SAN ANTONIO — The indecisiveness of coach Doc Rivers has forced the Celtics to pursue other options for their short-term and long-term future.
President of basketball operations Danny Ainge realized he would not field the same club in 2013-14 as the club that lost to the Knicks in the first round. Paul Pierce is no longer a No. 1 option and the Celtics need a legitimate shooting guard and center.
Ainge knew this going into the offseason, but thought he would have Rivers by his side to help build next season’s team.
Rivers loves Boston. He feels like part of the community. He enjoys living here. But he is not sure he wants to go back to the bad old days of rebuilding with Al Jefferson, Ryan Gomes, and Gerald Green as the centerpieces.
Rivers also was frustrated by the players’ lack of execution and wonders if his voice is still resonating with his players.
So Rivers is grappling with two potential scenarios: Coaching a team that could be a legitimate contender in the Clippers, which could be a refreshing start, or once again bringing one of the most storied franchises in NBA history back to prosperity.
The Celtics desperately want Rivers to remain in Boston. Ainge doesn’t want to drastically change the culture of the franchise with a new coach.

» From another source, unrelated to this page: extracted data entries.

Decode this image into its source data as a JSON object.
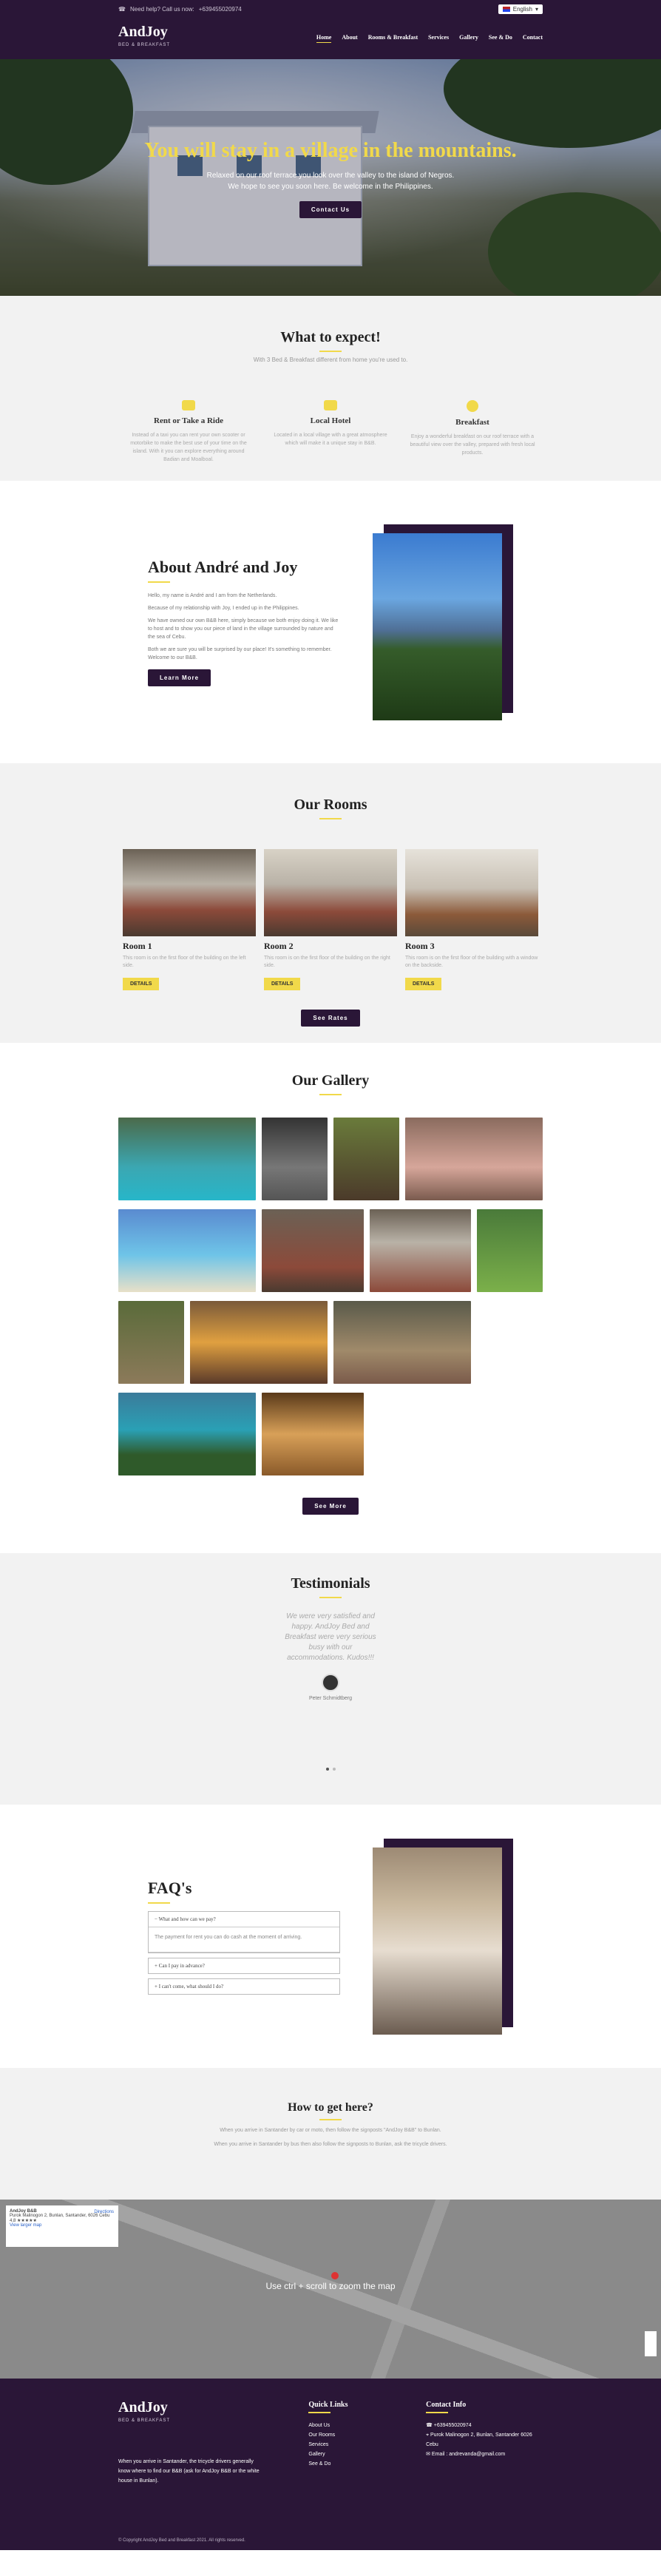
{
  "topbar": {
    "phone_label": "Need help? Call us now:",
    "phone": "+639455020974",
    "language": "English"
  },
  "nav": {
    "brand": "AndJoy",
    "brand_sub": "BED & BREAKFAST",
    "items": [
      "Home",
      "About",
      "Rooms & Breakfast",
      "Services",
      "Gallery",
      "See & Do",
      "Contact"
    ]
  },
  "hero": {
    "title": "You will stay in a village in the mountains.",
    "text1": "Relaxed on our roof terrace you look over the valley to the island of Negros.",
    "text2": "We hope to see you soon here. Be welcome in the Philippines.",
    "button": "Contact Us"
  },
  "expect": {
    "title": "What to expect!",
    "subtitle": "With 3 Bed & Breakfast different from home you're used to.",
    "features": [
      {
        "icon": "car-icon",
        "title": "Rent or Take a Ride",
        "text": "Instead of a taxi you can rent your own scooter or motorbike to make the best use of your time on the island. With it you can explore everything around Badian and Moalboal."
      },
      {
        "icon": "bed-icon",
        "title": "Local Hotel",
        "text": "Located in a local village with a great atmosphere which will make it a unique stay in B&B."
      },
      {
        "icon": "breakfast-icon",
        "title": "Breakfast",
        "text": "Enjoy a wonderful breakfast on our roof terrace with a beautiful view over the valley, prepared with fresh local products."
      }
    ]
  },
  "about": {
    "title": "About André and Joy",
    "paragraphs": [
      "Hello, my name is André and I am from the Netherlands.",
      "Because of my relationship with Joy, I ended up in the Philippines.",
      "We have owned our own B&B here, simply because we both enjoy doing it. We like to host and to show you our piece of land in the village surrounded by nature and the sea of Cebu.",
      "Both we are sure you will be surprised by our place! It's something to remember. Welcome to our B&B."
    ],
    "button": "Learn More"
  },
  "rooms": {
    "title": "Our Rooms",
    "items": [
      {
        "name": "Room 1",
        "text": "This room is on the first floor of the building on the left side.",
        "button": "DETAILS"
      },
      {
        "name": "Room 2",
        "text": "This room is on the first floor of the building on the right side.",
        "button": "DETAILS"
      },
      {
        "name": "Room 3",
        "text": "This room is on the first floor of the building with a window on the backside.",
        "button": "DETAILS"
      }
    ],
    "button": "See Rates"
  },
  "gallery": {
    "title": "Our Gallery",
    "button": "See More"
  },
  "testimonials": {
    "title": "Testimonials",
    "quote": "We were very satisfied and happy. AndJoy Bed and Breakfast were very serious busy with our accommodations. Kudos!!!",
    "name": "Peter Schmidtberg"
  },
  "faq": {
    "title": "FAQ's",
    "items": [
      {
        "q": "What and how can we pay?",
        "a": "The payment for rent you can do cash at the moment of arriving."
      },
      {
        "q": "Can I pay in advance?"
      },
      {
        "q": "I can't come, what should I do?"
      }
    ]
  },
  "howto": {
    "title": "How to get here?",
    "p1": "When you arrive in Santander by car or moto, then follow the signposts \"AndJoy B&B\" to Bunlan.",
    "p2": "When you arrive in Santander by bus then also follow the signposts to Bunlan, ask the tricycle drivers."
  },
  "map": {
    "card_title": "AndJoy B&B",
    "card_address": "Purok Malinogon 2, Bunlan, Santander, 6026 Cebu",
    "card_rating": "4.8",
    "card_link": "View larger map",
    "directions": "Directions",
    "message": "Use ctrl + scroll to zoom the map",
    "pin_label": "AndJoy B&B"
  },
  "footer": {
    "about": "When you arrive in Santander, the tricycle drivers generally know where to find our B&B (ask for AndJoy B&B or the white house in Bunlan).",
    "quick_title": "Quick Links",
    "links": [
      "About Us",
      "Our Rooms",
      "Services",
      "Gallery",
      "See & Do"
    ],
    "contact_title": "Contact Info",
    "phone": "+639455020974",
    "address": "Purok Malinogon 2, Bunlan, Santander 6026 Cebu",
    "email": "Email : andrevanda@gmail.com",
    "copyright": "© Copyright AndJoy Bed and Breakfast 2021. All rights reserved."
  }
}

He has developed a nearly flawless working relationship with Rivers. Ainge handles the transactions and the two collaborate on major moves. There is a healthy respect and there has been so much recent change — Ray Allen signing with the Heat and the loss of assistant general manager Ryan McDonough — that Ainge wants to keep the rest of the family intact.
And this may be the primary reason Ainge asked the Clippers for so much in return for Rivers and Kevin Garnett. With Rivers committed to the Celtics for three more seasons and his attachment to the franchise, it may not be a difficult sell to get him to stay. He would just have to withstand leading a mediocre team until 2015, when the club has only the contracts of Courtney Lee and Jeff Green on the books and could be major free agent players.

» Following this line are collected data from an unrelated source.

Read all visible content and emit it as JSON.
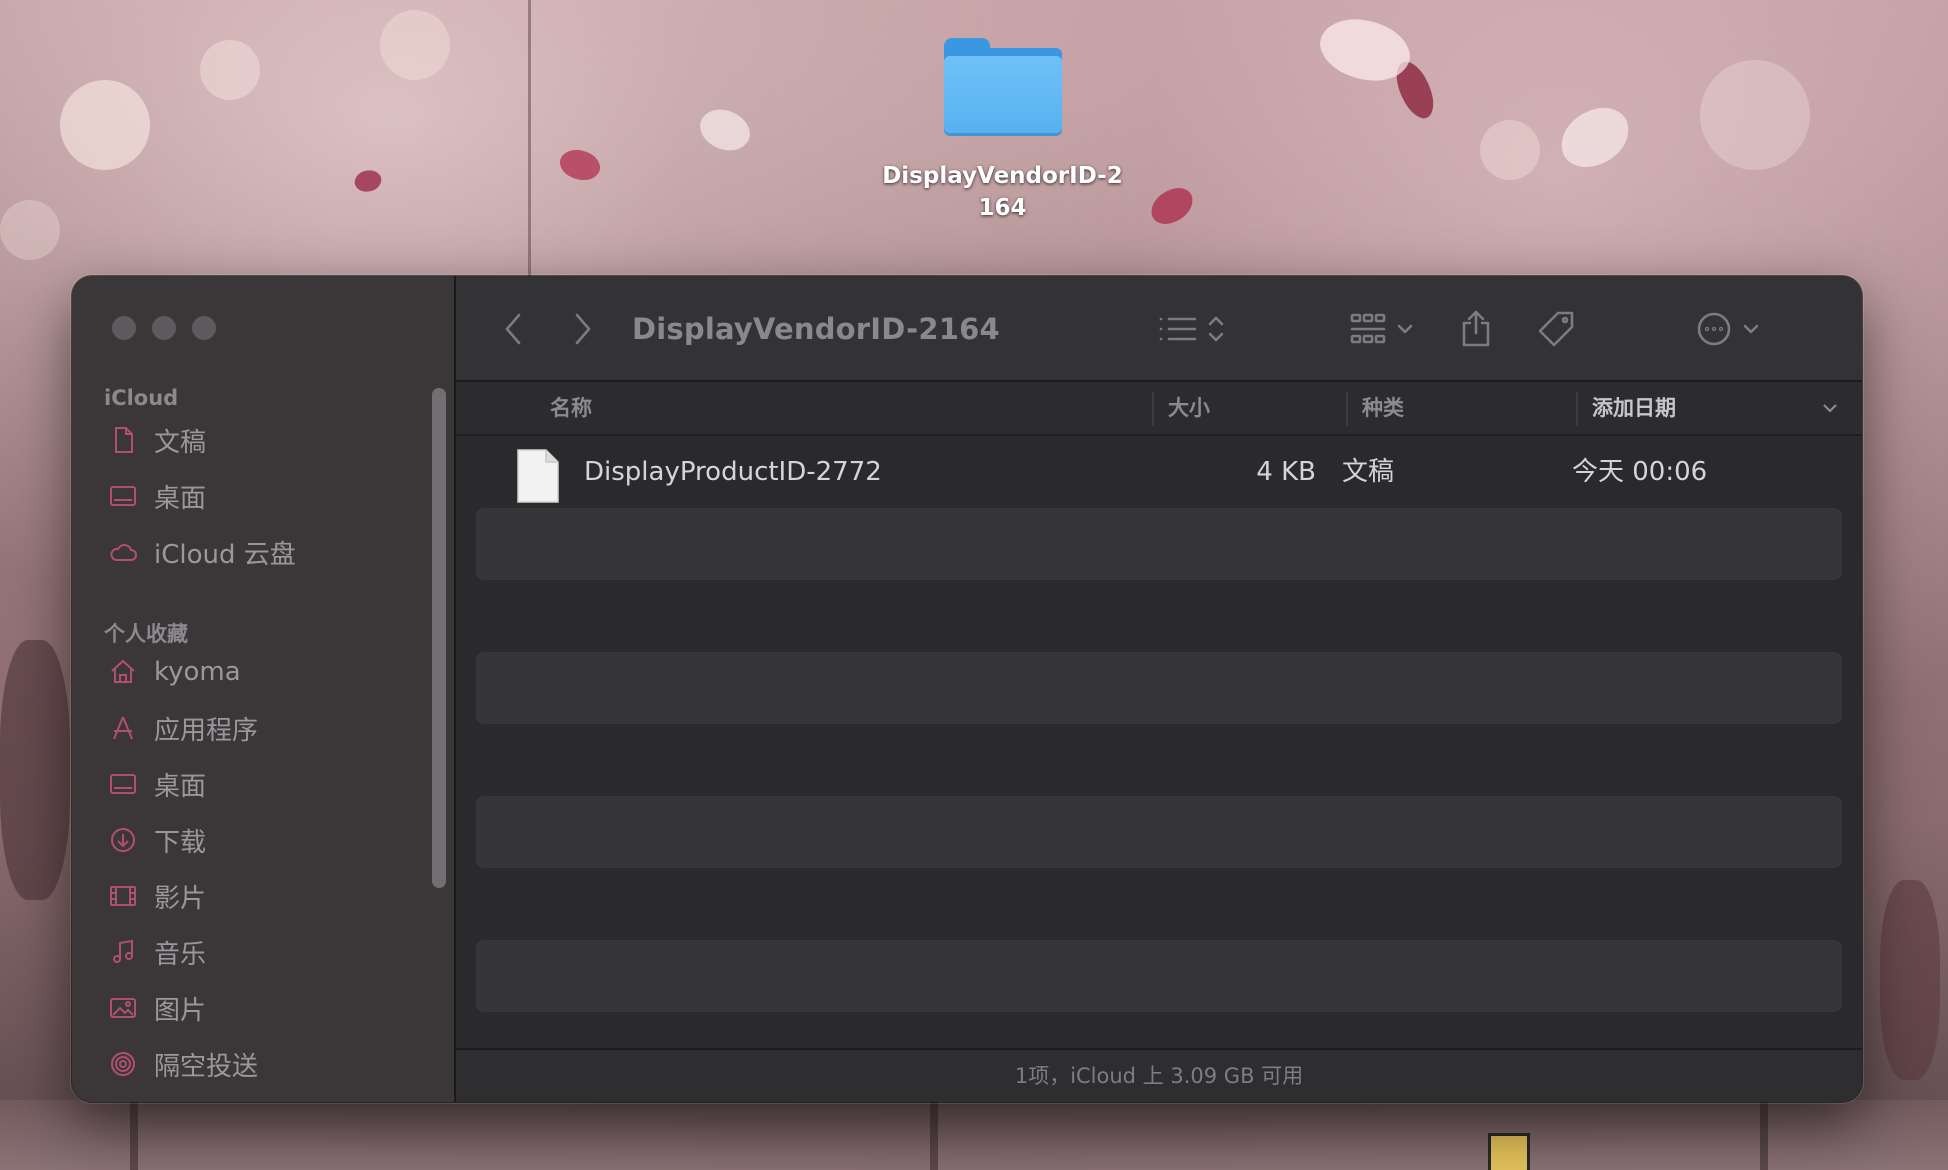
{
  "desktop": {
    "folder_label": "DisplayVendorID-2164"
  },
  "window": {
    "title": "DisplayVendorID-2164",
    "sidebar": {
      "sections": [
        {
          "title": "iCloud",
          "items": [
            {
              "label": "文稿",
              "icon": "document-icon"
            },
            {
              "label": "桌面",
              "icon": "desktop-icon"
            },
            {
              "label": "iCloud 云盘",
              "icon": "cloud-icon"
            }
          ]
        },
        {
          "title": "个人收藏",
          "items": [
            {
              "label": "kyoma",
              "icon": "home-icon"
            },
            {
              "label": "应用程序",
              "icon": "applications-icon"
            },
            {
              "label": "桌面",
              "icon": "desktop-icon"
            },
            {
              "label": "下载",
              "icon": "download-icon"
            },
            {
              "label": "影片",
              "icon": "film-icon"
            },
            {
              "label": "音乐",
              "icon": "music-icon"
            },
            {
              "label": "图片",
              "icon": "photo-icon"
            },
            {
              "label": "隔空投送",
              "icon": "airdrop-icon"
            }
          ]
        }
      ]
    },
    "columns": {
      "name": "名称",
      "size": "大小",
      "kind": "种类",
      "date_added": "添加日期"
    },
    "files": [
      {
        "name": "DisplayProductID-2772",
        "size": "4 KB",
        "kind": "文稿",
        "date_added": "今天 00:06"
      }
    ],
    "status": "1项，iCloud 上 3.09 GB 可用",
    "colors": {
      "accent_icon": "#b05070",
      "folder_blue": "#57b1ef"
    }
  }
}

So Ainge entered the talks with the Clippers in a favorable position. Rivers is not demanding to leave Boston, he has just been thinking about the possibility because last season took a toll. But the most important thing Ainge and Rivers have in common is neither want to completely rebuild.

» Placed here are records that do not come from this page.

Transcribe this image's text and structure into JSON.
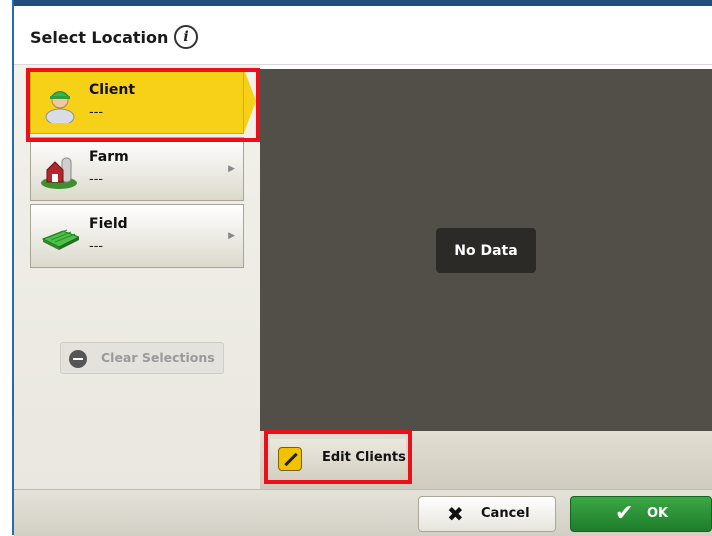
{
  "dialog": {
    "title": "Select Location",
    "info_icon": "info-icon"
  },
  "nav": {
    "items": [
      {
        "label": "Client",
        "value": "---",
        "icon": "client-person-icon"
      },
      {
        "label": "Farm",
        "value": "---",
        "icon": "farm-barn-icon"
      },
      {
        "label": "Field",
        "value": "---",
        "icon": "field-icon"
      }
    ],
    "clear_label": "Clear Selections"
  },
  "main": {
    "no_data_label": "No Data"
  },
  "edit": {
    "label": "Edit Clients",
    "icon": "pencil-icon"
  },
  "footer": {
    "cancel_label": "Cancel",
    "ok_label": "OK",
    "cancel_glyph": "✖",
    "ok_glyph": "✔"
  },
  "colors": {
    "accent_yellow": "#f7d117",
    "ok_green": "#2a8f36",
    "highlight_red": "#e8111b",
    "panel_dark": "#524e48"
  }
}
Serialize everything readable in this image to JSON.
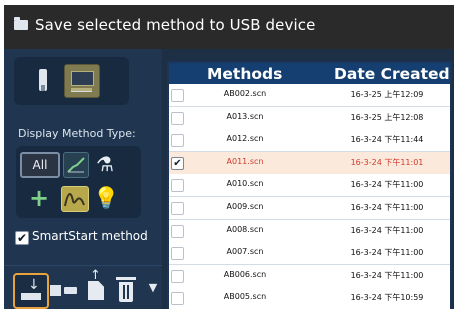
{
  "window": {
    "title": "Save selected method to USB device",
    "title_icon": "folder-icon"
  },
  "sidebar": {
    "device_icons": [
      "usb-device-icon",
      "instrument-icon"
    ],
    "display_method_type_label": "Display Method Type:",
    "method_types": {
      "all_label": "All",
      "icons": [
        "curve-icon",
        "flask-icon",
        "plus-icon",
        "scan-icon",
        "bulb-icon"
      ]
    },
    "smartstart": {
      "checked_symbol": "✔",
      "label": "SmartStart method"
    },
    "toolbar_icons": [
      "save-to-usb-icon",
      "usb-transfer-icon",
      "document-upload-icon",
      "trash-icon",
      "chevron-down-icon"
    ]
  },
  "table": {
    "headers": {
      "methods": "Methods",
      "date_created": "Date Created"
    },
    "rows": [
      {
        "name": "AB002.scn",
        "date": "16-3-25 上午12:09",
        "checked": false
      },
      {
        "name": "A013.scn",
        "date": "16-3-25 上午12:08",
        "checked": false
      },
      {
        "name": "A012.scn",
        "date": "16-3-24 下午11:44",
        "checked": false
      },
      {
        "name": "A011.scn",
        "date": "16-3-24 下午11:01",
        "checked": true
      },
      {
        "name": "A010.scn",
        "date": "16-3-24 下午11:00",
        "checked": false
      },
      {
        "name": "A009.scn",
        "date": "16-3-24 下午11:00",
        "checked": false
      },
      {
        "name": "A008.scn",
        "date": "16-3-24 下午11:00",
        "checked": false
      },
      {
        "name": "A007.scn",
        "date": "16-3-24 下午11:00",
        "checked": false
      },
      {
        "name": "AB006.scn",
        "date": "16-3-24 下午11:00",
        "checked": false
      },
      {
        "name": "AB005.scn",
        "date": "16-3-24 下午10:59",
        "checked": false
      }
    ],
    "selected_checkbox_symbol": "✔"
  },
  "colors": {
    "header_blue": "#143f70",
    "selected_row_bg": "#fbe9dc",
    "selected_text": "#d2392a",
    "accent_orange": "#e8a33d"
  }
}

An NBA executive told me it will be difficult for teams such as the Lakers and Celtics to completely rebuild without hitting rock bottom. The Celtics will have to be nearly flawless with their free agent signings — including beefing up their scouting in an effort to attract players from overseas — and they will have to draft well.
The Celtics can’t count on the lottery. They were burned by that game plan in 1997 and 2008 and while the 2014 draft could be fruitful, the Celtics are unlikely to acquire a lottery pick in a trade.
So if Rivers does return, and indications are strong he will, he and Ainge will have to formulate a plan to ensure the Celtics remain competitive so they attract players in the future. Rivers is a major drawing card for the Celtics, but the team hasn’t had enough salary cap space to delve into signing a superstar for the past decade.
That will change in two years, when the complete rebuilding will begin and the Celtics can establish a new identity. Rivers’s fondness for the Celtics is obvious. He’s been attending pre-draft workouts, talking with Ainge several times a week, and preparing for the next season, not exactly the actions of a coach who has checked out.
Rivers has the right to take his time to determine his future, but what has surprised fans was he has yet to publicly acknowledge he is staying in Boston. We have yet to hear those words, but his actions show he is committed. There is much work to be done for Ainge and Rivers, but as long as the coach is mentally engaged, the franchise should be sound in the long run.